In machine learning, the ultimate goal is to train a machine or computer to learn and infer like a human, taking into account much more information and making better decisions in exponentially less time than humans are able to do. While the potential applications of machine learning multiply daily, the time and effort required to train optimized machine learning systems is substantial and, as voiced by Dr. Yoshua Bengio in a recent interview, constant training and feeding of information is not a "natural" way to learn and obtain knowledge. All of these factors point to the invaluable potentials of unsupervised learning, which if done successfully can learn and infer largely without the aid of a human.
Only within the last decade has machine learning gained a foothold, thanks to the explosion of data via the internet paired with cheaper and more powerful computer hardware. Most of this learning is 'supervised'; if researchers want a system to be able to distinguish between images of a two-story house and a skyrise, the system is traditionally trained on thousands of images in both categories until the system can accurately recognize one from the other.
'Deep learning' is a sophisticated branch of machine learning, made possible by the development of layers of artificial neural networks, that is capable of making use of coveted unsupervised learning techniques. The beauty of unsupervised learning is its inhuman ability to detect patterns and extract information from a 'noisy' environment, potentially with better accuracy and scalability than with supervised learning. Though the first "primitive" deep learning algorithms were conceptualized and published back in the 1960s, the first real breakthrough achievement occurred in 2012 when Google and Stanford researchers used a deep learning system that was able to identify cats in digital images without any previous training.
Deep learning is still in its infancy. At present, most unsupervised learning systems still require some human feedback and training after initial data analysis. But the ability for a system to accurately learn "on its own" with minimal or no human feedback not only reduces required human labor hours and long-term costs, but has far-reaching potential implications in terms of the types of problems that these systems may be able to help humans solve.

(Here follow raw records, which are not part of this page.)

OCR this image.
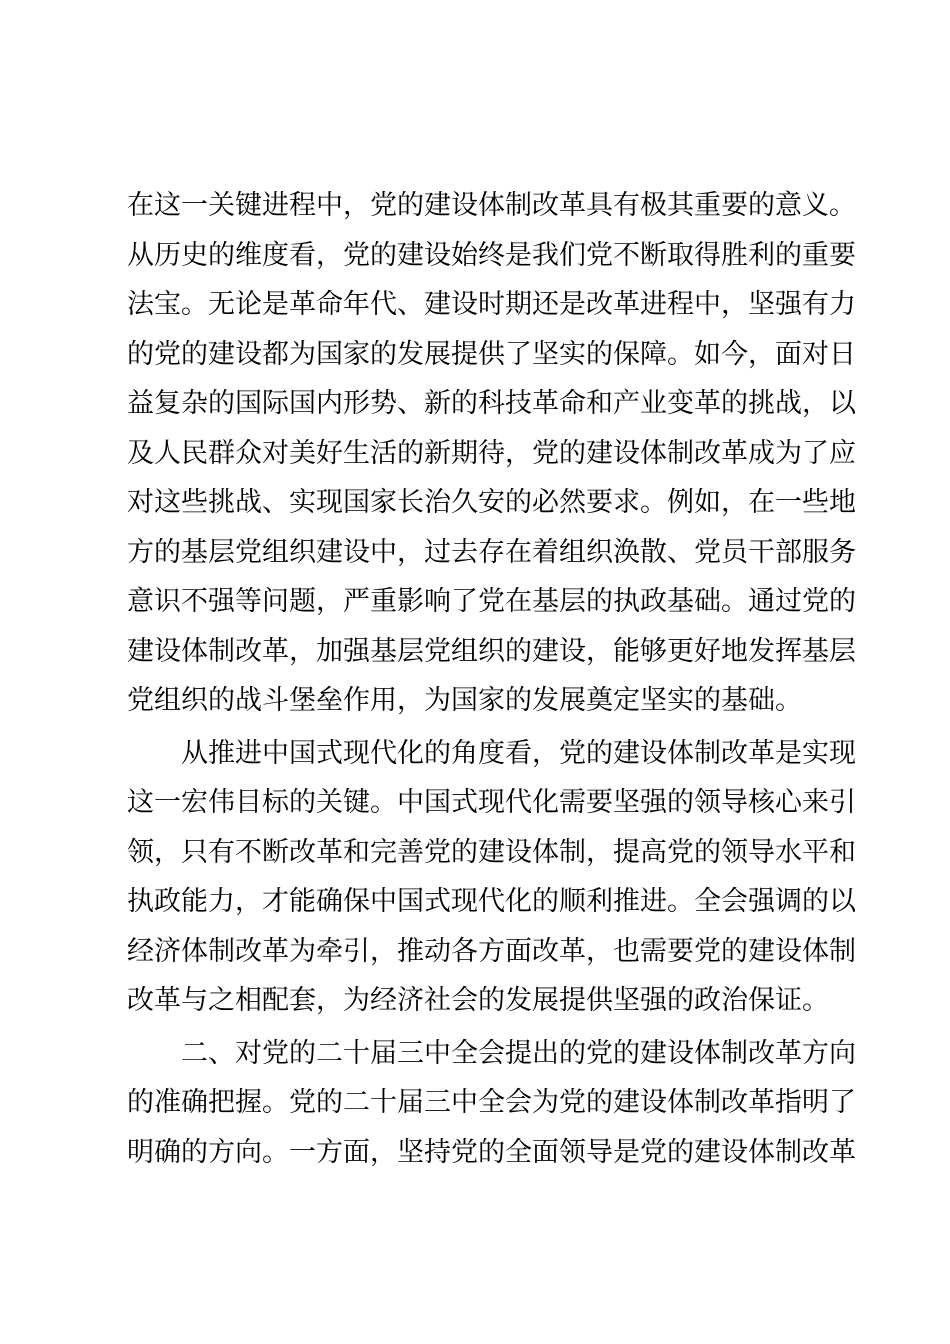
在这一关键进程中，党的建设体制改革具有极其重要的意义。
从历史的维度看，党的建设始终是我们党不断取得胜利的重要
法宝。无论是革命年代、建设时期还是改革进程中，坚强有力
的党的建设都为国家的发展提供了坚实的保障。如今，面对日
益复杂的国际国内形势、新的科技革命和产业变革的挑战，以
及人民群众对美好生活的新期待，党的建设体制改革成为了应
对这些挑战、实现国家长治久安的必然要求。例如，在一些地
方的基层党组织建设中，过去存在着组织涣散、党员干部服务
意识不强等问题，严重影响了党在基层的执政基础。通过党的
建设体制改革，加强基层党组织的建设，能够更好地发挥基层
党组织的战斗堡垒作用，为国家的发展奠定坚实的基础。
从推进中国式现代化的角度看，党的建设体制改革是实现
这一宏伟目标的关键。中国式现代化需要坚强的领导核心来引
领，只有不断改革和完善党的建设体制，提高党的领导水平和
执政能力，才能确保中国式现代化的顺利推进。全会强调的以
经济体制改革为牵引，推动各方面改革，也需要党的建设体制
改革与之相配套，为经济社会的发展提供坚强的政治保证。
二、对党的二十届三中全会提出的党的建设体制改革方向
的准确把握。党的二十届三中全会为党的建设体制改革指明了
明确的方向。一方面，坚持党的全面领导是党的建设体制改革
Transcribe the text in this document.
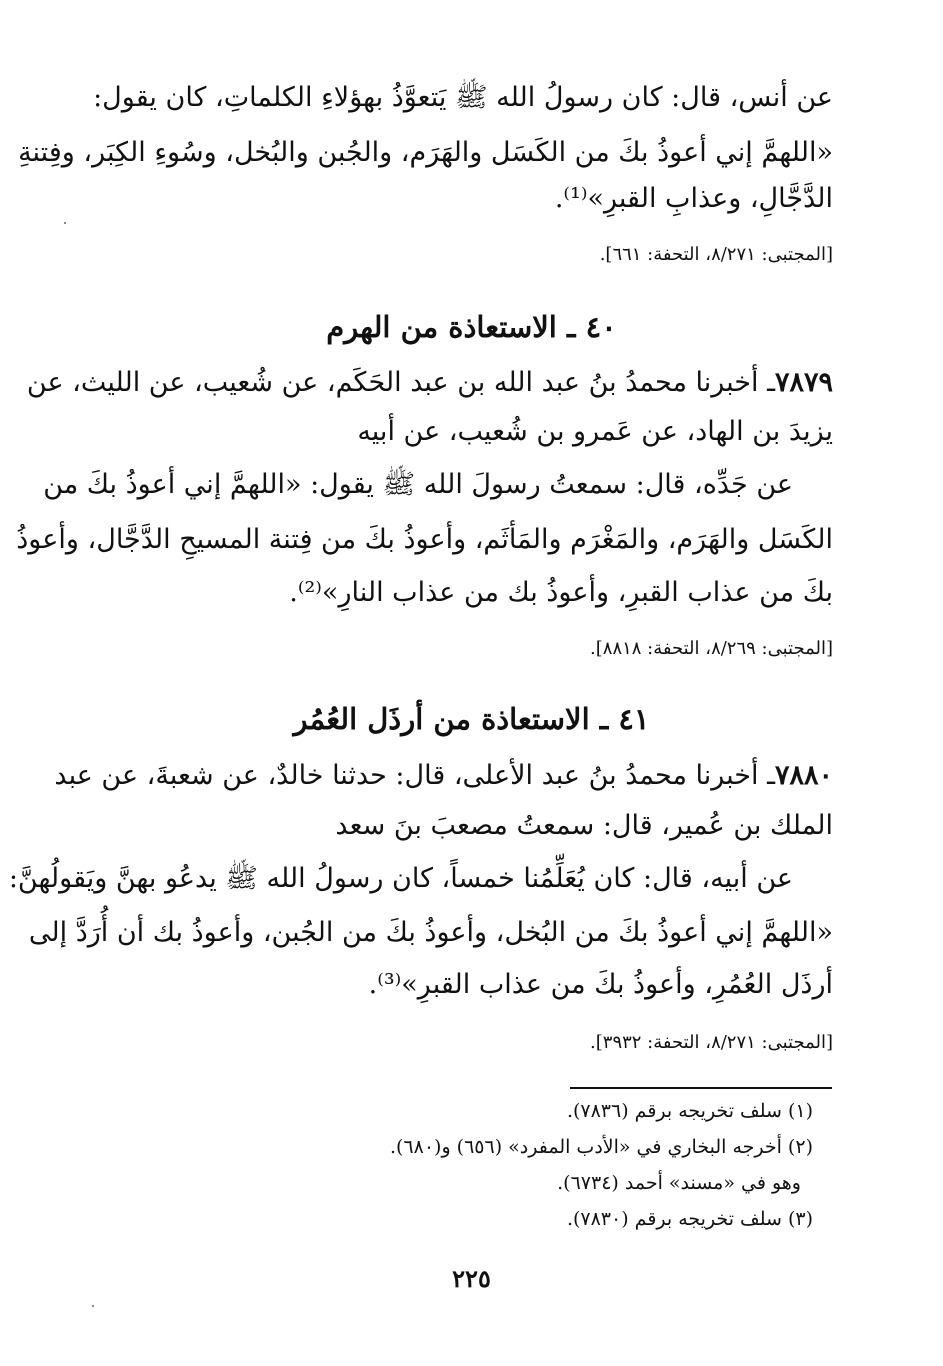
عن أنس، قال: كان رسولُ الله ﷺ يَتعوَّذُ بهؤلاءِ الكلماتِ، كان يقول:
«اللهمَّ إني أعوذُ بكَ من الكَسَل والهَرَم، والجُبن والبُخل، وسُوءِ الكِبَر، وفِتنةِ
الدَّجَّالِ، وعذابِ القبرِ»⁽¹⁾.
[المجتبى: ٨/٢٧١، التحفة: ٦٦١].
٤٠ ـ الاستعاذة من الهرم
٧٨٧٩ـ أخبرنا محمدُ بنُ عبد الله بن عبد الحَكَم، عن شُعيب، عن الليث، عن
يزيدَ بن الهاد، عن عَمرو بن شُعيب، عن أبيه
عن جَدِّه، قال: سمعتُ رسولَ الله ﷺ يقول: «اللهمَّ إني أعوذُ بكَ من
الكَسَل والهَرَم، والمَغْرَم والمَأثَم، وأعوذُ بكَ من فِتنة المسيحِ الدَّجَّال، وأعوذُ
بكَ من عذاب القبرِ، وأعوذُ بك من عذاب النارِ»⁽²⁾.
[المجتبى: ٨/٢٦٩، التحفة: ٨٨١٨].
٤١ ـ الاستعاذة من أرذَل العُمُر
٧٨٨٠ـ أخبرنا محمدُ بنُ عبد الأعلى، قال: حدثنا خالدٌ، عن شعبةَ، عن عبد
الملك بن عُمير، قال: سمعتُ مصعبَ بنَ سعد
عن أبيه، قال: كان يُعَلِّمُنا خمساً، كان رسولُ الله ﷺ يدعُو بهنَّ ويَقولُهنَّ:
«اللهمَّ إني أعوذُ بكَ من البُخل، وأعوذُ بكَ من الجُبن، وأعوذُ بك أن أُرَدَّ إلى
أرذَل العُمُرِ، وأعوذُ بكَ من عذاب القبرِ»⁽³⁾.
[المجتبى: ٨/٢٧١، التحفة: ٣٩٣٢].
(١) سلف تخريجه برقم (٧٨٣٦).
(٢) أخرجه البخاري في «الأدب المفرد» (٦٥٦) و(٦٨٠).
وهو في «مسند» أحمد (٦٧٣٤).
(٣) سلف تخريجه برقم (٧٨٣٠).
٢٢٥
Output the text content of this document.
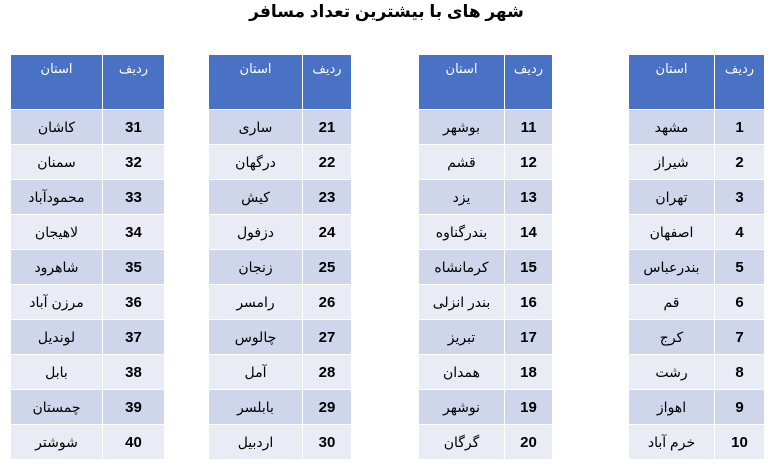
شهر های با بیشترین تعداد مسافر
استان	ردیف
مشهد	1
شیراز	2
تهران	3
اصفهان	4
بندرعباس	5
قم	6
کرج	7
رشت	8
اهواز	9
خرم آباد	10
استان	ردیف
بوشهر	11
قشم	12
یزد	13
بندرگناوه	14
کرمانشاه	15
بندر انزلی	16
تبریز	17
همدان	18
نوشهر	19
گرگان	20
استان	ردیف
ساری	21
درگهان	22
کیش	23
دزفول	24
زنجان	25
رامسر	26
چالوس	27
آمل	28
بابلسر	29
اردبیل	30
استان	ردیف
کاشان	31
سمنان	32
محمودآباد	33
لاهیجان	34
شاهرود	35
مرزن آباد	36
لوندیل	37
بابل	38
چمستان	39
شوشتر	40
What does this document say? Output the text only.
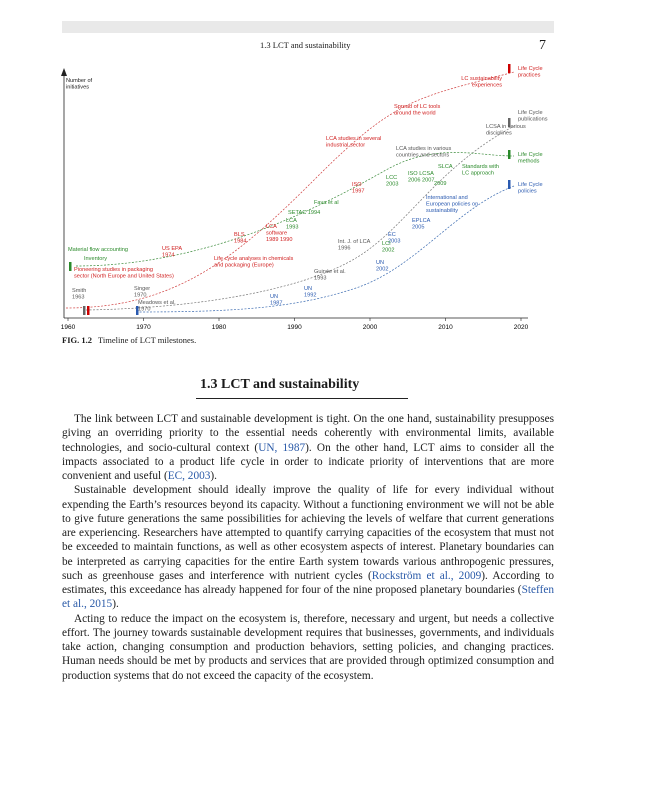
1.3 LCT and sustainability	7
1960	1970	1980	1990	2000	2010	2020
Number of initiatives
Life Cycle practices
LC sustainability experiences
Spread of LC tools around the world	Life Cycle publications
LCSA in various disciplines
LCA studies in several industrial sector
LCA studies in various countries and sectors
SLCA Standards with LC approach
Life Cycle methods
ISO LCSA 2006 2007
2009
LCC 2003
ISO 1997
Fava et al
SETAC 1994
LCA 1993
Life Cycle policies
International and European policies on sustainability
EPLCA 2005
EC 2003
LCA software 1989 1990
BLS 1984	Int. J. of LCA 1996
LCI 2002
UN 2002
Material flow accounting
Inventory
US EPA 1974
Life cycle analyses in chemicals and packaging (Europe)
Pioneering studies in packaging sector (North Europe and United States)
Guinée et al. 1993
Singer 1970
Smith 1963
Meadows et al. 1970
UN 1992
UN 1987
FIG. 1.2 Timeline of LCT milestones.
1.3 LCT and sustainability

The link between LCT and sustainable development is tight. On the one hand, sustainability presupposes giving an overriding priority to the essential needs coherently with environmental limits, available technologies, and socio-cultural context (UN, 1987). On the other hand, LCT aims to consider all the impacts associated to a product life cycle in order to indicate priority of interventions that are more convenient and useful (EC, 2003).

Sustainable development should ideally improve the quality of life for every individual without expending the Earth’s resources beyond its capacity. Without a functioning environment we will not be able to give future generations the same possibilities for achieving the levels of welfare that current generations are experiencing. Researchers have attempted to quantify carrying capacities of the ecosystem that must not be exceeded to maintain functions, as well as other ecosystem aspects of interest. Planetary boundaries can be interpreted as carrying capacities for the entire Earth system towards various anthropogenic pressures, such as greenhouse gases and interference with nutrient cycles (Rockström et al., 2009). According to estimates, this exceedance has already happened for four of the nine proposed planetary boundaries (Steffen et al., 2015).

Acting to reduce the impact on the ecosystem is, therefore, necessary and urgent, but needs a collective effort. The journey towards sustainable development requires that businesses, governments, and individuals take action, changing consumption and production behaviors, setting policies, and changing practices. Human needs should be met by products and services that are provided through optimized consumption and production systems that do not exceed the capacity of the ecosystem.
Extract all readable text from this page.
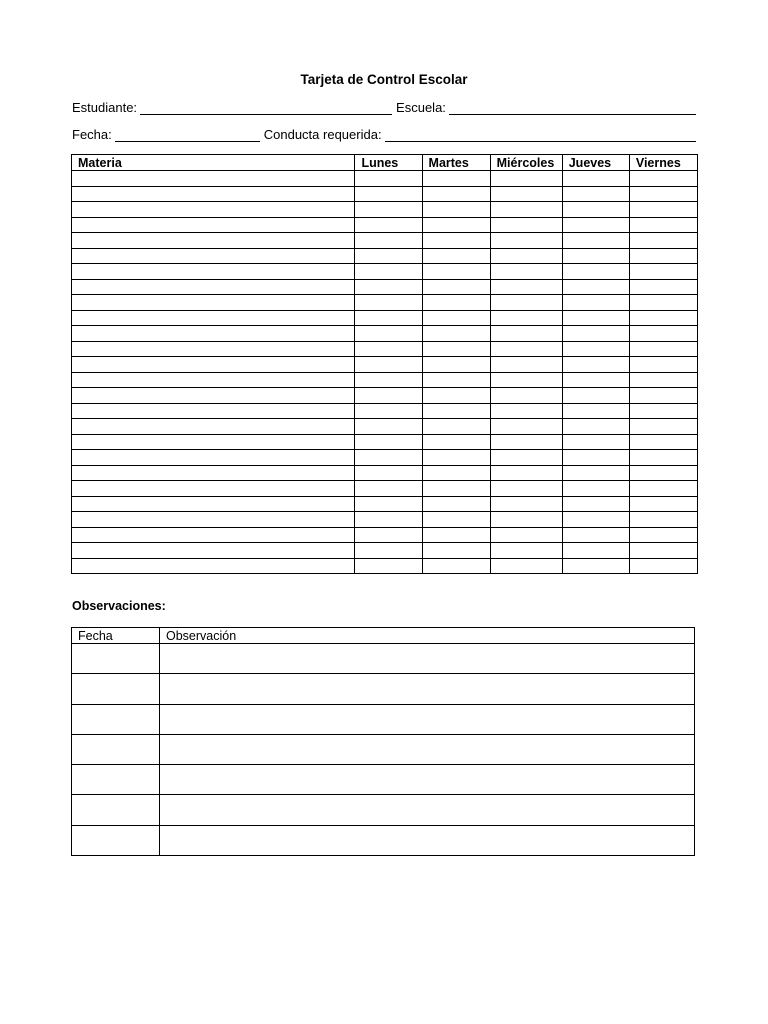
Tarjeta de Control Escolar
Estudiante:	Escuela:
Fecha:	Conducta requerida:
Materia	Lunes	Martes	Miércoles	Jueves	Viernes

Observaciones:
Fecha	Observación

When differentiating between traditional machine learning (supervised) and 'deep learning' (unsupervised) systems, it's helpful to think of the common analogy of how to sort a basket of fruit. In a supervised learning system, the machine has already been trained to recognize types of fruit i.e. bananas, apples, cherries, pears, etc. The system has a built-in understanding of the 'response variable' i.e. the features that make up any given fruit, and 'knows' to look for these features when classifying future examples that it encounters. In supervised learning, the learning itself is the end goal.
In contrast, unsupervised learning systems freely analyze 'patterns' in unlabeled data, with no corresponding error or reward linked to a conclusion. It works with 'unlabeled data' and is similar to 'associative' or 'discovery' learning in humans, something that we do very well (and often take for granted). For example, when an unsupervised system is asked to sort or arrange fruits based on raw observations, the system might 'choose' to arrange the fruit based on recognition of color, placing strawberries and cherries in the 'red' category; or, the system might sort based on observed sizes, grouping pears, apples, and oranges in a 'medium-sized' fruit category. This latter method is commonly known as 'clustering' and the accepted approach used by these systems to categorize information. Unsupervised learning is a stepping stone, a means to another end such as categorization or finding potential correlations or solutions unable to be spotted by humans or supervised learning systems alone.
Despite significant progress, the underlying processes of unsupervised learning, what's really happening at the level of the artificial neurons, is still a mystery. Risks include building models that fail or don't work in unexpected situations; however, the real gap lies in a lack of explanation by the system for its findings or results, human beings are still the ultimate interpreters. It may be that an unsupervised learning system comes up with a set of conclusions that are nonsensical or seemingly indecipherable by human beings, so finding ways to synthesize analysis with meaning is a significant code that still needs to be cracked.
Still, deep learning achievements over the past five years have been significant. In addition to Andrew Ng's team's breakthrough in 2012, there are others working away at building successful unsupervised learning systems, including Facebook's AI Research (FAIR) Team and OpenAI. Natural language processing is a major area in which unsupervised learning systems have been used with success. Search the web, and you'll find potential applications of unsupervised learning in other areas, including identifying Internet spam, intrusion detection in unpredictable environments, and functional genomics.
At present, supervised learning methods still rule on accuracy in cases of pinpointing abnormalities, though unsupervised learning methods are more flexible in their ability to interpret raw data. A breakthrough in understanding deep learning processes at a foundational level could further revolutionize the field, vastly improving accuracy in interpretation of information and opening up opportunities for future applications that we may not even be able to imagine today.